Not without its own share of challenges but has recently raised $ 500 M in funding.

Zocdoc—appointment booking digital health startup has struggled with revenue models but is very well funded and is now charging a patient fee to the providers creating strong resistance but fighting it out.

So as we can see that even some of these success stories have not been without their own specific set of challenges and have had to often struggle for mere survival but in the end managed to not only survive but in fact find a way to thrive.”

How to Sustain a Healthcare Start-up?

“The Need identification is of critical importance in healthcare. Before you build a product/ solution or a service you must clearly define the need in terms of— what specific problem, for which population and with what measurable outcome/end result.

This may sound simplistic but the startup world is full of incredibly large number of failed attempts at correctly identifying the need.
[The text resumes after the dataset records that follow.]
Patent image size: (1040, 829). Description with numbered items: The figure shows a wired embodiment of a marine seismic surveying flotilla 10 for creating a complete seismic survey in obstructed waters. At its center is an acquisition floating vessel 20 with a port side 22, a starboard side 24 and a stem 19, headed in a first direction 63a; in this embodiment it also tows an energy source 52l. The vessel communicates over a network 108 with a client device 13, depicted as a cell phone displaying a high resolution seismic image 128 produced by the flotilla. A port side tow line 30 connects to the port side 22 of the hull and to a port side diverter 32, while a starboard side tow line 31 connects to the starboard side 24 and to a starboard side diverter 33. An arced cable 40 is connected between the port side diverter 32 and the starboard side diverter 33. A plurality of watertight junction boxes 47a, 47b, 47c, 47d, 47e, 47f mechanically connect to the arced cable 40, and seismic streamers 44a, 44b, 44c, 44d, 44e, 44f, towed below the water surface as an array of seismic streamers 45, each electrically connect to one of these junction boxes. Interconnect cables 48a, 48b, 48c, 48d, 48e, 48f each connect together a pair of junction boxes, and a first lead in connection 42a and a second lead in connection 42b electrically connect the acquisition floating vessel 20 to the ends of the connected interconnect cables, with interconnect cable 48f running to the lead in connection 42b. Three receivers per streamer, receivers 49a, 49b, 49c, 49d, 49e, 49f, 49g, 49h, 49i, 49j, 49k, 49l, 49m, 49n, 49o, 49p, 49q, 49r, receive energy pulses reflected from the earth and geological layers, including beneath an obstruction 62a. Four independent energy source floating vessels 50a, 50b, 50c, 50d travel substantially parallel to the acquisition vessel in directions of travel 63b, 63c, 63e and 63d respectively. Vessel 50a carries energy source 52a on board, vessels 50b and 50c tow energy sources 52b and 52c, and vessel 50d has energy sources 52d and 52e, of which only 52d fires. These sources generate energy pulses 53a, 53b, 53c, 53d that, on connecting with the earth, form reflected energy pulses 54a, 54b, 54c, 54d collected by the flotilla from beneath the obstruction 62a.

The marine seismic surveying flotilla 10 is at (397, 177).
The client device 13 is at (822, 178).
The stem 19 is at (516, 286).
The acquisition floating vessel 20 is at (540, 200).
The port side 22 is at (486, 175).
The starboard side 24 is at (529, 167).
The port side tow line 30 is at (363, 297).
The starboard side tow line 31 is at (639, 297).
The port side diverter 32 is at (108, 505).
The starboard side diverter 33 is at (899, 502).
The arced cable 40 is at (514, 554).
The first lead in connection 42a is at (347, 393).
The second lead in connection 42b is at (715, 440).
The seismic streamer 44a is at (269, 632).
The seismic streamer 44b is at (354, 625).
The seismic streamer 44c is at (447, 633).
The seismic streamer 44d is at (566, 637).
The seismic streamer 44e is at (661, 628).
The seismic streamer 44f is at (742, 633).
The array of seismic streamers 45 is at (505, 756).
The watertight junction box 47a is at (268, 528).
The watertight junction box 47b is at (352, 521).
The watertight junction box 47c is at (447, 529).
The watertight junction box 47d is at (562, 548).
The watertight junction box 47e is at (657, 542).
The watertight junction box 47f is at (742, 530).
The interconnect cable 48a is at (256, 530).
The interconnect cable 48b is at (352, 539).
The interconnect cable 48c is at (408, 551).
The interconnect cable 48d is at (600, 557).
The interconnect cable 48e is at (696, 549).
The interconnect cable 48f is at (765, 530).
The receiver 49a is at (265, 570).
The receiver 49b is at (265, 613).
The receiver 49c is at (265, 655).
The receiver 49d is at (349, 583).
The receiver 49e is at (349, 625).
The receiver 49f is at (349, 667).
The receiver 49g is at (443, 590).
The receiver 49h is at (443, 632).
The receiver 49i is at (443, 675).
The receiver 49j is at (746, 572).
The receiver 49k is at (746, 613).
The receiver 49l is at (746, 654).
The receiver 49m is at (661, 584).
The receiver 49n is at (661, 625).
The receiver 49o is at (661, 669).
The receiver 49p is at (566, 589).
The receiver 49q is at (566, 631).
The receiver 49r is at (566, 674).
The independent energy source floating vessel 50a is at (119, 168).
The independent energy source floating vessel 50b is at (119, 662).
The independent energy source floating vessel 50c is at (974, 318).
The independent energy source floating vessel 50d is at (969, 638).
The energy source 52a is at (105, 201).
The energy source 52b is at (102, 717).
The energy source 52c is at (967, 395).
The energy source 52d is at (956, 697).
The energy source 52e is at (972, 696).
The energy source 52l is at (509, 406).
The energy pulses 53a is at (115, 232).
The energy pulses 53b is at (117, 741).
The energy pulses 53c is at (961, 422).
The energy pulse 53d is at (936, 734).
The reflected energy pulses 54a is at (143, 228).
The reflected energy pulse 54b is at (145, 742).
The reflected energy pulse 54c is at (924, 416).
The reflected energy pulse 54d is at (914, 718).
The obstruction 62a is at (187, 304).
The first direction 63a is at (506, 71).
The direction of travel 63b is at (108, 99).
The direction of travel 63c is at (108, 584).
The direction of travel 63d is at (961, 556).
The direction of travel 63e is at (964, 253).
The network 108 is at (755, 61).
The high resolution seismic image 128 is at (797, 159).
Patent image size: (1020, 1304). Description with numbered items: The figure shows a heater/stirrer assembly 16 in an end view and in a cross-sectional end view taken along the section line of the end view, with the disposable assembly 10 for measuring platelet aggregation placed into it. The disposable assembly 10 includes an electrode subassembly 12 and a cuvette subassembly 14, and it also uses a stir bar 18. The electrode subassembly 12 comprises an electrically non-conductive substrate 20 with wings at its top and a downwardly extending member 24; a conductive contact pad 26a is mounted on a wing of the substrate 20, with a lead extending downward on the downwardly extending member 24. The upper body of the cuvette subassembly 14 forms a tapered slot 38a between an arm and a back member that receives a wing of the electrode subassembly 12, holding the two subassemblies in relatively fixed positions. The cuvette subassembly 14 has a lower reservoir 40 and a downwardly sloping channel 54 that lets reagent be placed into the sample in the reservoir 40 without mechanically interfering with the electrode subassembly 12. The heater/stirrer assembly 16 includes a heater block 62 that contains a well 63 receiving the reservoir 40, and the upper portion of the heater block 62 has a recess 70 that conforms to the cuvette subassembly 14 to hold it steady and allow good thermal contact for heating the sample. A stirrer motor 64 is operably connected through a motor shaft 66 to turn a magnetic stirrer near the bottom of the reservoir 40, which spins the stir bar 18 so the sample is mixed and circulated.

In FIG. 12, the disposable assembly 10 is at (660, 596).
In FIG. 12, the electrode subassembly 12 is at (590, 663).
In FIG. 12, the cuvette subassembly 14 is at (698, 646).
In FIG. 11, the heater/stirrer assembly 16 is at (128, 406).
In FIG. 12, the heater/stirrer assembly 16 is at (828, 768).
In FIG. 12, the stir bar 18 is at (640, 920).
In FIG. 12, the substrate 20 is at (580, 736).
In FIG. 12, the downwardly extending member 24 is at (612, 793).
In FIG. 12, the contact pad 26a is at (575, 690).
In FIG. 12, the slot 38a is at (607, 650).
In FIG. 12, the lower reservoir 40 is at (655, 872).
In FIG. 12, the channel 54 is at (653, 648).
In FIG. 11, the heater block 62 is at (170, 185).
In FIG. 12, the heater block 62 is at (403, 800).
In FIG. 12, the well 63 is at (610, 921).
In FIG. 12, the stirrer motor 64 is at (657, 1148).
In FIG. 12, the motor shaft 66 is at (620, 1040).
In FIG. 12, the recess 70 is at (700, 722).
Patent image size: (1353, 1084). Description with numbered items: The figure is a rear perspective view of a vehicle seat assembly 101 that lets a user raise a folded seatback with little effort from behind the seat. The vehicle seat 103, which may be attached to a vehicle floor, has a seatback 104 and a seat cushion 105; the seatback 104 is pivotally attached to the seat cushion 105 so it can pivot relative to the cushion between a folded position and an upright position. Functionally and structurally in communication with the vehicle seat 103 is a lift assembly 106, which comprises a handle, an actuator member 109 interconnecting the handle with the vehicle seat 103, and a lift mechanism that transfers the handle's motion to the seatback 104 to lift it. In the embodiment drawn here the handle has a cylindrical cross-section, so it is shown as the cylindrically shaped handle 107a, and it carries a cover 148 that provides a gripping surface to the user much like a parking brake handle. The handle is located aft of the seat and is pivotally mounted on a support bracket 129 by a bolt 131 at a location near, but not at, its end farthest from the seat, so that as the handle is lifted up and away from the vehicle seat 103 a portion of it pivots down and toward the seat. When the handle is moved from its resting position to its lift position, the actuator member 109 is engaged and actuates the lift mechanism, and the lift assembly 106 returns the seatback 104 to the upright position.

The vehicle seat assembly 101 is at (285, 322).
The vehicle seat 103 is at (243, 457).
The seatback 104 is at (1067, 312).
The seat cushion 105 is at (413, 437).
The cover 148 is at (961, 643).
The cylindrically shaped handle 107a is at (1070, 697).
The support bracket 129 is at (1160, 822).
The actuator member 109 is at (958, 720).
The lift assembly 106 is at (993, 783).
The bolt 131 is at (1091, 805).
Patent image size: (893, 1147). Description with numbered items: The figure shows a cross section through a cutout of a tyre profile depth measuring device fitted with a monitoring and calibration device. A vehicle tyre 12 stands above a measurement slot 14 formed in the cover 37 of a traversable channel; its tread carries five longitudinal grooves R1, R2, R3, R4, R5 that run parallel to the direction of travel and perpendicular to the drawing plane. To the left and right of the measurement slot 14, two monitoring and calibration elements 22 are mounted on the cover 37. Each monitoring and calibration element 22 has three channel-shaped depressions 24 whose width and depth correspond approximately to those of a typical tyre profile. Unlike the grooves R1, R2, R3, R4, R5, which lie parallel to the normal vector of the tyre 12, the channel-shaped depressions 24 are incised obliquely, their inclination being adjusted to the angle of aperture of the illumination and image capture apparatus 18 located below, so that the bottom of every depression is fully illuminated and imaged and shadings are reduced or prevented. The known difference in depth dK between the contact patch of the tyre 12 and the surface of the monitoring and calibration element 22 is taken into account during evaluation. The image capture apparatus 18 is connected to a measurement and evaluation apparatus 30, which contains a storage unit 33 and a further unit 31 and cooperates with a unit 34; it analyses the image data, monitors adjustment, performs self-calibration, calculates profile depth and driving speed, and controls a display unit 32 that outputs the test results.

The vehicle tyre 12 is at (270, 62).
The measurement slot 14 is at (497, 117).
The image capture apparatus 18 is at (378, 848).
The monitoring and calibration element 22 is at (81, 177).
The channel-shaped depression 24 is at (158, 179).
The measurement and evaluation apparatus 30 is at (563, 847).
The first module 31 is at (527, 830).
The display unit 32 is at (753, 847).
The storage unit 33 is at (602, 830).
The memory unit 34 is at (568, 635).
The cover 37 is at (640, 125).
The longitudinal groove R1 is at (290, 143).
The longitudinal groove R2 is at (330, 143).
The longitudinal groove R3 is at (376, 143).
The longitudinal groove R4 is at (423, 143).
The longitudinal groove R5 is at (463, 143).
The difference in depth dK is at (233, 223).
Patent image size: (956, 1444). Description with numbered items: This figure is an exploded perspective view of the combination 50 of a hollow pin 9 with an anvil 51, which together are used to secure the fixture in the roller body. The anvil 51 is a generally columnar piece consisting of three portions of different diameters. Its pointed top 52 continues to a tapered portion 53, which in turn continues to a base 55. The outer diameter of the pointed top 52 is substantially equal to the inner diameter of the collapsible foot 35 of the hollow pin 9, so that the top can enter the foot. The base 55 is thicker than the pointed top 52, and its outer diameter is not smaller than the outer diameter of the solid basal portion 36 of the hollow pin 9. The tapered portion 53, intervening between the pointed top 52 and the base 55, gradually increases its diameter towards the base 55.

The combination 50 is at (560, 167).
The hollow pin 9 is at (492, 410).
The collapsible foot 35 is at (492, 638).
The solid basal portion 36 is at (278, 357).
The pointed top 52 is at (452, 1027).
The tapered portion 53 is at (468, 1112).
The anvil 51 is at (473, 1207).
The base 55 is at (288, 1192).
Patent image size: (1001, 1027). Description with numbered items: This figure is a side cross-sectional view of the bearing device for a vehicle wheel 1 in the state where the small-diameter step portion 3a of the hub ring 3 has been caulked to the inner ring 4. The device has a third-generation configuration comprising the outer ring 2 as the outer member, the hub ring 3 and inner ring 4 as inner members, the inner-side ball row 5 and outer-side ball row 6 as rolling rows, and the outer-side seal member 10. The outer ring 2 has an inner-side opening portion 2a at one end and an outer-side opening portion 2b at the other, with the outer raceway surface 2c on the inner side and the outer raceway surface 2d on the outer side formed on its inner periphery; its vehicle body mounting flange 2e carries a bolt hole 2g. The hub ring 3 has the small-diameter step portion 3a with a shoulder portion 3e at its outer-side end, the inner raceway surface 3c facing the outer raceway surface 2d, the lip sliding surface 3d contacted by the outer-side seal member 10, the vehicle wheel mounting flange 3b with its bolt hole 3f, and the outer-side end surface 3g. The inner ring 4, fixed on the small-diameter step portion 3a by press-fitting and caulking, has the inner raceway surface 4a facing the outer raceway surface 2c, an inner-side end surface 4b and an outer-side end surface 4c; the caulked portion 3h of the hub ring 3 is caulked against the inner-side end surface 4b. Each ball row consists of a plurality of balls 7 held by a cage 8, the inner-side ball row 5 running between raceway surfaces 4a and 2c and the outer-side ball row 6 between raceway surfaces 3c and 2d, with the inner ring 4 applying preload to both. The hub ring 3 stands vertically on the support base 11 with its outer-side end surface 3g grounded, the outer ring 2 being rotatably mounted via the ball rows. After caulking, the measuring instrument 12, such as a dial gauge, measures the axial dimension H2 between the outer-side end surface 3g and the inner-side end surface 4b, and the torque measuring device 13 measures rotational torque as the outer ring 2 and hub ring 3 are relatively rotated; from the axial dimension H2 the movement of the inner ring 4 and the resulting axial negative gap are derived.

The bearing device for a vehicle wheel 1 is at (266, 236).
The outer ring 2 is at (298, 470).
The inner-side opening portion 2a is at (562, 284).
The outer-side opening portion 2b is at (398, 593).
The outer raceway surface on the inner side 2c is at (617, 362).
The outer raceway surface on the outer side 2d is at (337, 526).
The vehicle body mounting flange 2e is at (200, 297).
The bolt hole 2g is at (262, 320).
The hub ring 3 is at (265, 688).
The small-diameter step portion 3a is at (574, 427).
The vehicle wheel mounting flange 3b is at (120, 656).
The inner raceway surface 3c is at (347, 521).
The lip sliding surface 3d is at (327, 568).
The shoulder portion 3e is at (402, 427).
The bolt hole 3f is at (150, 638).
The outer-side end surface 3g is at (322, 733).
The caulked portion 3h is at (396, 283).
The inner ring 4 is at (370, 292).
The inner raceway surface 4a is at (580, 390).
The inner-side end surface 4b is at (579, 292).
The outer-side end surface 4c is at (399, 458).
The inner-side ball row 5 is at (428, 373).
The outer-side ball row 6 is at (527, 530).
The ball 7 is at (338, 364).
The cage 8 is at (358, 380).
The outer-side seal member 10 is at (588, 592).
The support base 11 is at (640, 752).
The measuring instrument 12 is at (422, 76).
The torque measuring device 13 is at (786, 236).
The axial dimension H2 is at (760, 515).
Technology by itself is not the solution— What technology does can be the solution but that requires some doing.

This syndrome is often called “Technology looking for an application” and has been widely seen both in India as well as in US and Europe. A rather long list of unsuccessful digital health startups around the world testifies to this in an obviously unpleasant way.

Scaling-up in healthcare is a slow and painful process— the adoption challenges by both physicians and the patients will continue to pose problems and therefore the onus is on you—the entrepreneur—to create very compelling value proposition that would either dramatically improve the patient care/experience, reduce the overall cost or preferably both.

And even then your ambition should be local at best regional first before you have national aspirations to become the next Uber or Whatever of healthcare in India as so many of the startup founders are fond of describing their company as.

Remember just the Delhi/ NCR region is larger than Australia and you can indeed create a very successful company by just focusing on one big city like Mumbai, Bangalore or New Delhi initially.

Overall I would like to list three main per-requisites for success and while they are equally applicable to all entrepreneurs, in my opinion they are especially important for healthcare entrepreneurs.

I call them the three R’s

They are Resolve, Resilience and Resourcefulness.

Resolve is about your own strong personal commitment to your entrepreneurial journey knowing fully well that it’s going to be full of challenges.

Resilience is about your ability to bounce back every time from the setbacks of those challenges mentioned above.

Resourcefulness is about being innovative in the face of these challenges, finding options where none seem to exist. Searching and finding help, forming alliances and partnerships, trying the unusual, unconventional, unprecedented avenues but not giving up. EVER.

Here is my personal favourite quote that I would like to share with all of you entrepreneurs

 
Every great dream begins with a dreamer. Always remember, you have within you the strength, the patience, and the passion to reach for the stars to change the world.